Usually for the older films I see I've been bunching them together so as to draw a distinction between "new" films and just films I see. This though I feel has to have a whole entry devoted to it, or more accurately devoted to her. I knew of Liv Ullmann's multi-award winning/nominated turn in this film for years. In fact that was one of the main reasons I wanted to see it. This film turned into a bit of an obsession for me - it's not available in this country, not on online rental or even in the dozens of films included in a recent Bergman box set - I tried to buy it on ebay once but problems with paypal made me lose it. Why such an interest? It's been described as the finest performance ever captured on camera.

Cutting to the chase, I agree with that sentiment and amazingly, it's not even close. I watched this last night (I found it online and it's the first thing I've ever downloaded - I don't like the idea of that but it's not as if I'm cheating anyone because it's unavailable here and I'd happily buy it if I could) and I lay in bed afterwards racking my brain trying to go through all of the performances I think are perfect and I couldn't think of a single one that's even in the same league, the closest would maybe be Joanne Woodward in The Three Faces of Eve, but I'll explain later how this eclipses even that due to the role.

The plot set up is that Ullmann is a psychiatrist who slowly, but surely begins to unravel when her husband is in America for a conference and she moves back in with her Grandparents while covering a doctor who is away for two months. I'm very glad I didn't read reviews of this because they detail the *plot* beyond the pivotal halfway point because they want to talk about the situations Ullmann is placed in. I won't do that as I think it much more effective to let the story flow so I'll just mention moments.

Roles like this don't get written very often. The Madness of King George is probably the closest *role* I can think of that approaches it, but it basically requires Liv to run the gamate. Her first incredible scene is with a beautifully restrained Erland Josephson where having taken a couple of sleeping pills she begins to cackle, quickly it turns to sobs and then she's breaking down completely. It's an unsettlingly real moment that hardly any actress could do without looking like she's "acting". Later on she is screaming at Josephson flitting from herself as a child to her grandmother with every sentence, it's literally unbelievable how she pulls this off so completely convincingly.

http://www.bergmanorama.com/gallery3/face-1c.jpg

The latter is where the distinction is drawn between her performance and Woodward's, for example, because she can "be" different "people" from sentence to sentence, but Woodward's were always self contained and separated, Bergman has written something much more demanding for Ullmann and she goes above and beyond what one could ever hope for. There's just nothing to touch it, she has created a character that not only goes through this (and is perfectly realised), through her performance she elicits emotions in the audience of real sympathy because you see this woman going through it and just want to comfort her. It's utterly remarkable, I've only had one experience like it in *real life* and she transported me back to the emotions I felt at that time.

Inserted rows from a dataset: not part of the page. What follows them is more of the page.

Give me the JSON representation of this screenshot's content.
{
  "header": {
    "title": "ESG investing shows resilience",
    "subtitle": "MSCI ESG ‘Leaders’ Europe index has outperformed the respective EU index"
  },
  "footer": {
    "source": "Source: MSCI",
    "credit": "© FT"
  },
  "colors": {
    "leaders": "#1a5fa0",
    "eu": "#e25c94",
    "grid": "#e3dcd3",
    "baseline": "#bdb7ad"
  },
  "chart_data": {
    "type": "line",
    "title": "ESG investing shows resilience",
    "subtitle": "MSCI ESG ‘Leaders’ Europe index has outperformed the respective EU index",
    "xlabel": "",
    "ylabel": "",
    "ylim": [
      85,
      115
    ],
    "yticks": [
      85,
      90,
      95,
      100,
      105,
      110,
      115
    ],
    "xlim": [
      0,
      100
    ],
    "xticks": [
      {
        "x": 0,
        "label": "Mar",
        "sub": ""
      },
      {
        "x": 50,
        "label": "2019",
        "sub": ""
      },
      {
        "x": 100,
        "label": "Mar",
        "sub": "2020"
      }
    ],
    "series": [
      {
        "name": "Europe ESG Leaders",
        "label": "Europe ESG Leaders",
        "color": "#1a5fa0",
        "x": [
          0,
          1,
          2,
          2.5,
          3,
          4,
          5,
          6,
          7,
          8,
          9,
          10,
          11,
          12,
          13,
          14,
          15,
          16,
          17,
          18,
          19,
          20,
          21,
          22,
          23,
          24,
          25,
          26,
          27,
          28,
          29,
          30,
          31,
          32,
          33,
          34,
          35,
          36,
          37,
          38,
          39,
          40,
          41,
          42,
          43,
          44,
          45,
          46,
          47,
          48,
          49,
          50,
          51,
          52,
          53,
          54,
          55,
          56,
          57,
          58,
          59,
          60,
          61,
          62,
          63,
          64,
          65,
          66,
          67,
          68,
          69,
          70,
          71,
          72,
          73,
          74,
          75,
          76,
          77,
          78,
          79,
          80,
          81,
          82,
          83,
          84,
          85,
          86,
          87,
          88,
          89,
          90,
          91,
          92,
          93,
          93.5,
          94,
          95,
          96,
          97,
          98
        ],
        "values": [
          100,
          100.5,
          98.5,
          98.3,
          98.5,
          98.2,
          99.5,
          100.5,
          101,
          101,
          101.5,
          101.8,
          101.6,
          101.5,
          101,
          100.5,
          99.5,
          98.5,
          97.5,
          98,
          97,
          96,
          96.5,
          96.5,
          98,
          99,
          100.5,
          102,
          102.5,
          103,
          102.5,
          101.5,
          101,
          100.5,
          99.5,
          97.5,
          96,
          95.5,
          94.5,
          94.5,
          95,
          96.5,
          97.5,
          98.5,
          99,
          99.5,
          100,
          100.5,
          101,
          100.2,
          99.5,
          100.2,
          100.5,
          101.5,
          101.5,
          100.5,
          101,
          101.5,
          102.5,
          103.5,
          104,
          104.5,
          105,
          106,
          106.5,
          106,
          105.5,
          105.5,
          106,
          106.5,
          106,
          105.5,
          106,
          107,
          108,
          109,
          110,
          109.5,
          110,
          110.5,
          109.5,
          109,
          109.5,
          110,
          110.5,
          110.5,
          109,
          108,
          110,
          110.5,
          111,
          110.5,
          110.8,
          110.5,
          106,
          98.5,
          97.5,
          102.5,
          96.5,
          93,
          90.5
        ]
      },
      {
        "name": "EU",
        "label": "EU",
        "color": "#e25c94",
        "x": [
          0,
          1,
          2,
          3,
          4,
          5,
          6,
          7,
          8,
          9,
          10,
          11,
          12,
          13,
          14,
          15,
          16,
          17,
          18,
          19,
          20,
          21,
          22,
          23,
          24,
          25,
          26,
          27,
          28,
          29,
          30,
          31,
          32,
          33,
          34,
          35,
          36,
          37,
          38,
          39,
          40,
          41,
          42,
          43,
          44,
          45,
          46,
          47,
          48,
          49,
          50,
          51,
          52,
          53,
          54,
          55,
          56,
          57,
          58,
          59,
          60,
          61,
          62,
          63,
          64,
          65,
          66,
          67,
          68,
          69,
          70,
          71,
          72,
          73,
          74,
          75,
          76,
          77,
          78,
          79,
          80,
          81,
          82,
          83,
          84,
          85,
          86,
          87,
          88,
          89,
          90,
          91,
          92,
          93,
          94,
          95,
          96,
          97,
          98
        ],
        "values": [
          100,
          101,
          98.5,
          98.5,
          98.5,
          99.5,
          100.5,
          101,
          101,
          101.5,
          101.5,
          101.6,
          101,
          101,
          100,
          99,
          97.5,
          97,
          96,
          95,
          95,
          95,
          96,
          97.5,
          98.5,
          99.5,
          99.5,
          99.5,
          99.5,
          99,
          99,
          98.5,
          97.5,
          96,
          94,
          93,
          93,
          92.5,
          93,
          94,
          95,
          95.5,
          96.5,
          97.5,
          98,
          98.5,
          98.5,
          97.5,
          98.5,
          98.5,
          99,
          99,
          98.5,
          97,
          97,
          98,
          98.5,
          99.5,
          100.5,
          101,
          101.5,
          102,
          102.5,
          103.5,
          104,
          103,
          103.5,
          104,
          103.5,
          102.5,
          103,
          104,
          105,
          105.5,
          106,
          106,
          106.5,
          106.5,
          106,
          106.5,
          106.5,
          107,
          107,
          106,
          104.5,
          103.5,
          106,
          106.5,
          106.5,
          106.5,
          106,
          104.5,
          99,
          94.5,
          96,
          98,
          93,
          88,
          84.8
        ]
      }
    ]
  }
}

I have to stop talking about Liv because I could be here literally all day waxing lyrical about the sheer brilliance of her performance. The film, I thought, was excellent. It's really interesting, Bergman has a few Rosemary's Baby ish dream moments and while it ends up not being very ambiguous at all, it works as it puts you in her self-referential state. I would also say the climax (not the very end) is a *little* fast, but I realise this was cut down from a much larger (200 minutes) piece intended for television.

Sometimes the hype of something is too much to bear. This performance though, rather like Lena Endre's in Faithless, is almost impossible to  overhype. The role of a lifetime created for the greatest dramatic actress in cinema history - it's essential viewing.